ただし重要なのは、「賃金上昇がインフレに追いつくか」という点です。2024年春闘では33年ぶりに5%超の高い賃上げ率が記録され、人手不足を背景に賃金上昇機運は広がっています。しかし、物価上昇率がそれ以上に高ければ、実質所得は減少します。つまり、給料が上がっていても生活は苦しくなるという状況です。
特に警戒されるのが「スタグフレーション」です。不況下にもかかわらず、物価と金利だけが上昇し、賃金が伸びない状態です。この場合、住宅ローン利用者は返済負担増と生活費増加の“二重苦”に直面します。海外では英国や韓国で同様の問題が顕在化しており、日本でも決して他人事ではありません。
こうした時代背景の中で、住宅ローン戦略も変わりつつあります。固定金利を選択して返済額を安定させる動きが増える一方、変動金利を選びつつ、固定との差額を投資運用に回す考え方も広がっています。また、住宅価格高騰によって単独年収では借入が難しくなり、ペアローンや50年ローンなど超長期融資も増加しています。
さらに今後は、金融機関側にも新たな役割が求められるでしょう。
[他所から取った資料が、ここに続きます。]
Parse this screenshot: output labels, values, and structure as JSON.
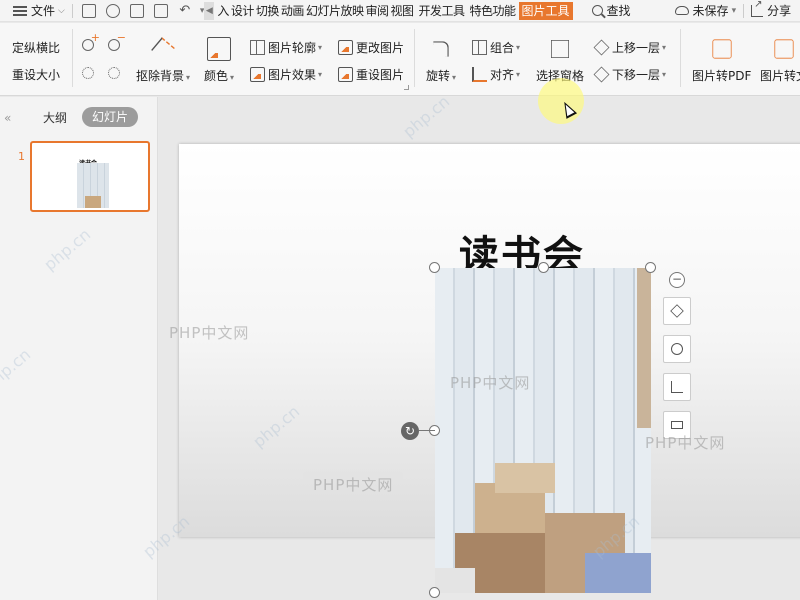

もしスタグフレーションによって大量の返済困難者が発生した場合、従来型ローンだけでは限界があります。欧米で導入されている「ノンリコースローン(返済不能時に担保物件以上の返済義務を負わない融資)」のような制度を、日本でも公共の福祉の観点から議論すべき段階に入っているのかもしれません。
インフレ時代の住宅ローンは、単なる「低金利競争」ではなく、「生涯賃金」「実質所得」「物価」「資産価値」を総合的に考える時代へと移行しています。今後の住宅購入は、より長期的な視点とリスク管理が重要になるでしょう。